Sirtis initially auditioned for the role of Security Chief Tasha Yar. “After my third audition for Tasha, I was literally walking out the door when they called me back to read for Deanna. While I was looking at the script, director Corey Allen came in and said, ‘You have something personally that the character should have … an empathy, so use it.’ I love being able to play someone who is so deep with that kind of insight into people, particularly since I usually get cast as the hard 1980s stereotype.”
Born to Greek parents in North London, Marina demonstrated an inclination toward performing at an early age. “My mother tells me that when I was three, I used to stand up on the seat of the bus and sing to the other passengers.” However, her parents wanted their daughter to follow more “serious” pursuits, so after finishing high school, Marina had to secretly apply to the Guild Hall School of Music and Drama, where she was accepted. “My first job after graduating was as Ophelia in Hamlet for the Worthing Repertory Company.”
A BIG MTV FAN
Following that, she worked for a few years in British television and musical theater, and in other repertory companies throughout England and Europe. She landed some supporting roles in features, such as The Wicked Lady with Faye Dunaway and Deathwish III opposite Charles Bronson.

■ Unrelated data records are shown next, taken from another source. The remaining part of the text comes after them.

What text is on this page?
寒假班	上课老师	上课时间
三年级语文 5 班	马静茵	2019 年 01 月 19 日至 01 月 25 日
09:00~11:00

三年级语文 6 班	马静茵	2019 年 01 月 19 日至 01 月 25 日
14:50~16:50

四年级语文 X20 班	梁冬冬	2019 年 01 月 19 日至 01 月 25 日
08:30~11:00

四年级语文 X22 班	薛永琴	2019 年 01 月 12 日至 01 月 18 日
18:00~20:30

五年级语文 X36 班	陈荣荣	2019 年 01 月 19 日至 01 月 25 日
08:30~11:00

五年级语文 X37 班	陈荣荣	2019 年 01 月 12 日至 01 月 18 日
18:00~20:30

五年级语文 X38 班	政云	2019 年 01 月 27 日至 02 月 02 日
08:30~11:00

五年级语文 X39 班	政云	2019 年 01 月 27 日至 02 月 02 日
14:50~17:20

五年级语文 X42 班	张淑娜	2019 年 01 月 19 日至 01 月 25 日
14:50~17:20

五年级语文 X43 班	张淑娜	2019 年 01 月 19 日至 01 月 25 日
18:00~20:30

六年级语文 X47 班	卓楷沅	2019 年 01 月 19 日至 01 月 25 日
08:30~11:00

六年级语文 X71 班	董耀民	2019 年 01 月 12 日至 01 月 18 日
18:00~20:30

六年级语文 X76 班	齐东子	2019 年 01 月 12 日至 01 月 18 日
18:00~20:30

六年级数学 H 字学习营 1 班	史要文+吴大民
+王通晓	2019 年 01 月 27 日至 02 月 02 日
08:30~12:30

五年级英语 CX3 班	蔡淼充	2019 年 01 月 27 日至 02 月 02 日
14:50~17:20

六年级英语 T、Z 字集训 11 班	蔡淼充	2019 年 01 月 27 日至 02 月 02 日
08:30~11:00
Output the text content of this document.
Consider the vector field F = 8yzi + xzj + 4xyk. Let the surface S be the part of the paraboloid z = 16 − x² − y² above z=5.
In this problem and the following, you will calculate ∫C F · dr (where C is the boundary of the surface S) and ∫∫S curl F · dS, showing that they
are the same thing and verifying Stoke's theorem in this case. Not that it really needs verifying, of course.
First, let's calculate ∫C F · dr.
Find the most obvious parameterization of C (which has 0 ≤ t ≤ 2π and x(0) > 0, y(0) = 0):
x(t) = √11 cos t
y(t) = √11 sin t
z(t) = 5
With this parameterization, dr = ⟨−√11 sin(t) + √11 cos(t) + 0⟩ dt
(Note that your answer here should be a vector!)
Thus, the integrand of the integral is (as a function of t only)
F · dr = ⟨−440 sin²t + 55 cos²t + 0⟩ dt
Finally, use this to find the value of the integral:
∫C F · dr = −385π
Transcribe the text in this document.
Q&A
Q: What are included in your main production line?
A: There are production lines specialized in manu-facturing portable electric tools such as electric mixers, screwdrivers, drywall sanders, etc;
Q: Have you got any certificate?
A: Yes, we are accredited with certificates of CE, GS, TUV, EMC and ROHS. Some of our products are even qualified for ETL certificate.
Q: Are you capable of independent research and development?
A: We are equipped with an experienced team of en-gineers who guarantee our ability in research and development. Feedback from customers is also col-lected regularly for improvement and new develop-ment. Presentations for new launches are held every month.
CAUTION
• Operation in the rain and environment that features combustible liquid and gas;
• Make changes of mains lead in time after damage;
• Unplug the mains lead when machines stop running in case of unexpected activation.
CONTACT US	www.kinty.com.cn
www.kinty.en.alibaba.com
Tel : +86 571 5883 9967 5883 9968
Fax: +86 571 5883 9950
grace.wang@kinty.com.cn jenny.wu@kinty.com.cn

She decided to stay on in the United States and has settled in Los Angeles, where she watches “far too much MTV” and keeps track of her local soccer team in London, in which she owns a few shares. Her brother is a professional soccer player.
Marina has always been interested in the stars and space exploration and believes that she once saw a UFO. “I was working with a repertory company in Worthing, a seaside town in England. One night as I was walking down the street, I saw this huge orange thing in the sky. At first I thought it must be the moon, but it was very off color. It was very close, but too high to be a balloon. Apparently a lot of other people saw it too.”